Of course, the mercurial thing about approval is that once you stop needing it, it starts beating down your door. Fashion world luminaries now also worship at the altar of Iris. Part of what makes her art possible is the financial success from her appearances and the successful textile business she runs with her beloved husband Carl. (After all, I don’t believe there are grants out there for people who consider themselves canvases to be dressed with haute couture.) However, one gets the sense from Iris that the money is welcome but not entirely necessary. She is delighted by the little things; finding the right button, neighborhood thrifting, bargaining with shopkeepers. It is not the cost of the item but the pursuit, and the possibility for play that is opened up with every hard-won piece.

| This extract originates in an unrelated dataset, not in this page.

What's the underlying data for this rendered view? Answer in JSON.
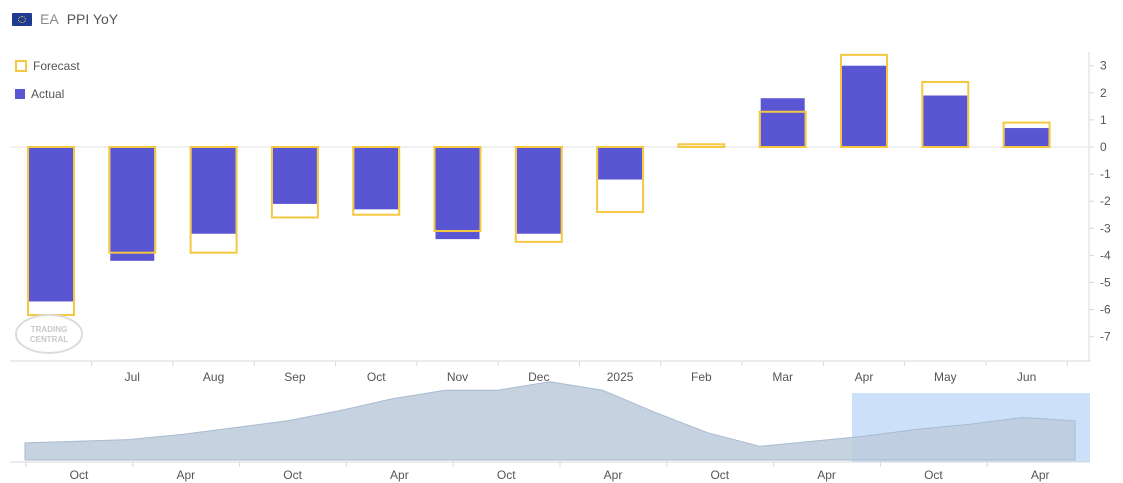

Despite a closet full of fur and brocade and sequins up the wazoo, Iris still goes Chinatown bling-hat shopping with Carl, reminding us that she essentially takes readily available materials to create art that is both complex and very accessible. How entirely understandable that Al Maysles would find a muse in her, and that the two would delight in each other’s company in a way that is visible onscreen. If what Iris does is take modest, everyday things like cloth, buttons, zippers, and put them together in ways that reflect something larger about herself and the world around her, then Maysles does the same with life’s humble yet telling moments, moments other directors might overlook because they are difficult to fit with a more traditional sense of narrative.

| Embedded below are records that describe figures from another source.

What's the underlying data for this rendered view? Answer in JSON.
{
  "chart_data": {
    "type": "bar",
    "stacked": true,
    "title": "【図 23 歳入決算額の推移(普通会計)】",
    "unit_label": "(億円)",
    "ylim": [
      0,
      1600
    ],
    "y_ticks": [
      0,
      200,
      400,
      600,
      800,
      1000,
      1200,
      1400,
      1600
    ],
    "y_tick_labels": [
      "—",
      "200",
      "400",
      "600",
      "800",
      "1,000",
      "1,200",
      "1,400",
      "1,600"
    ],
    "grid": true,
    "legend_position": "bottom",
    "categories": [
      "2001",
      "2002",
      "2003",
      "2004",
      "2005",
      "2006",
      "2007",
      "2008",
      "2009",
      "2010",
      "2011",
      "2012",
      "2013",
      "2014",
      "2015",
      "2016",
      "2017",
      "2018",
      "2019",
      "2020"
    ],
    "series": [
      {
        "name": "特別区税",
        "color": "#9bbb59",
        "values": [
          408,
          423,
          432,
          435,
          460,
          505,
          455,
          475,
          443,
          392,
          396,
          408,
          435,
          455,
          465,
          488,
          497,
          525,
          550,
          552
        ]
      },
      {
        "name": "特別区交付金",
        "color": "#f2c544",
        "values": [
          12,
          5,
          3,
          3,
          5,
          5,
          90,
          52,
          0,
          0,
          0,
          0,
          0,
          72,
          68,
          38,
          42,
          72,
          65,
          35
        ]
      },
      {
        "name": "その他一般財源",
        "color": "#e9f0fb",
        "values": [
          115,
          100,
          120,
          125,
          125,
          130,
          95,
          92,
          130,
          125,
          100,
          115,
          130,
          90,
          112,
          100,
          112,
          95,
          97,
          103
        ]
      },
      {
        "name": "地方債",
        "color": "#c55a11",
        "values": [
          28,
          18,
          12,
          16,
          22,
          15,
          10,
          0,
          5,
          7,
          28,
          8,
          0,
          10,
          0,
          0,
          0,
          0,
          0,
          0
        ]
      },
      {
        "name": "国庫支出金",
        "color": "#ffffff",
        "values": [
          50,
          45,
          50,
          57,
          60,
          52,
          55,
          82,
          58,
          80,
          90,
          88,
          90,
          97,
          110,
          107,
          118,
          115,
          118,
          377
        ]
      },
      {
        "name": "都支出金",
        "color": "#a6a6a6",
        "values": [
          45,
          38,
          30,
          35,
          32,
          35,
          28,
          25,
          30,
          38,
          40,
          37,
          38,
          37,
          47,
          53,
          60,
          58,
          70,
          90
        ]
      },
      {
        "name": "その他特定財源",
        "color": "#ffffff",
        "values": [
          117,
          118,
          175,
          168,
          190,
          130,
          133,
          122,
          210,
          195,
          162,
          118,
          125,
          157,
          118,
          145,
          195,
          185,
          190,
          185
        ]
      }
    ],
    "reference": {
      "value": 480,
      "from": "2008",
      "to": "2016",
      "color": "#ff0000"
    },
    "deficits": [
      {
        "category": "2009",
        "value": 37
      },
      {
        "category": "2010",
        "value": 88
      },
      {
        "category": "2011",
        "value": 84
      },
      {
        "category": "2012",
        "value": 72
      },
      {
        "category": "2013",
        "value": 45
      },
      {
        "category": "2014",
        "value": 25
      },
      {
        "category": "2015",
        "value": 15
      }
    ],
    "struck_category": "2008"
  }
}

Although the work of the Maysles has become part of the documentary canon, the filmmakers were often about as interested in tradition or convention as Iris is — which is to say, not at all — gently bucking expectations with their choices in cinematography and editing. For example, just as he and his collaborators did in Grey Gardens, here too Al Maysles pulls off that nifty trick of subtly, elegantly acknowledging his own presence and involvement in the story without making it all about him. It comes organically, like when Iris asks Al for his opinion, or puts him on camera to affectionately point out his handsomeness. Rather than cut these moments out of the film, or do the opposite and draw attention to them in an unnatural way, Al and his editors simply let them be.

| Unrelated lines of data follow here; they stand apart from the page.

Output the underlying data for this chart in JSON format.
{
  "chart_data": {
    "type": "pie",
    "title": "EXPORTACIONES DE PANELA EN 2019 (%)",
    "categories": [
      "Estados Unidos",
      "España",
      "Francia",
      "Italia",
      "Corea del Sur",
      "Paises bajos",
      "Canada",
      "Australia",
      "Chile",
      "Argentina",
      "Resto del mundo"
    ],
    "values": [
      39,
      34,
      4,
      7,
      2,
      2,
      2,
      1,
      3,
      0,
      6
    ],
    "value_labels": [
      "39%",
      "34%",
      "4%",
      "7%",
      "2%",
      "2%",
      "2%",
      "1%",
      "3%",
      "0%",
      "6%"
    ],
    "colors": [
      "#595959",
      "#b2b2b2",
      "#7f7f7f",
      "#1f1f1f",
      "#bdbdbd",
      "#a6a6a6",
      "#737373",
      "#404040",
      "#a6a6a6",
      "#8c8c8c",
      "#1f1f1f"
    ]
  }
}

As a result, the viewer is invited into the friendship between Al and Iris, and reminded that we are looking through his lens, his perception of events. We know that all those good vibes, man, come not only from Iris having a grand old time, but also from Albert having one right along with her. Without his occasional presence onscreen, this would perhaps still be felt, but would likely be far harder to pinpoint. Although I did not know Al Maysles personally, there is a feeling one gets while watching this film that, just like Iris, he has created art that is an authentic reflection of who he is. That feeling is intimate and refreshing and wonderfully strange, like meeting someone who immediately talks to you as if you are already friends.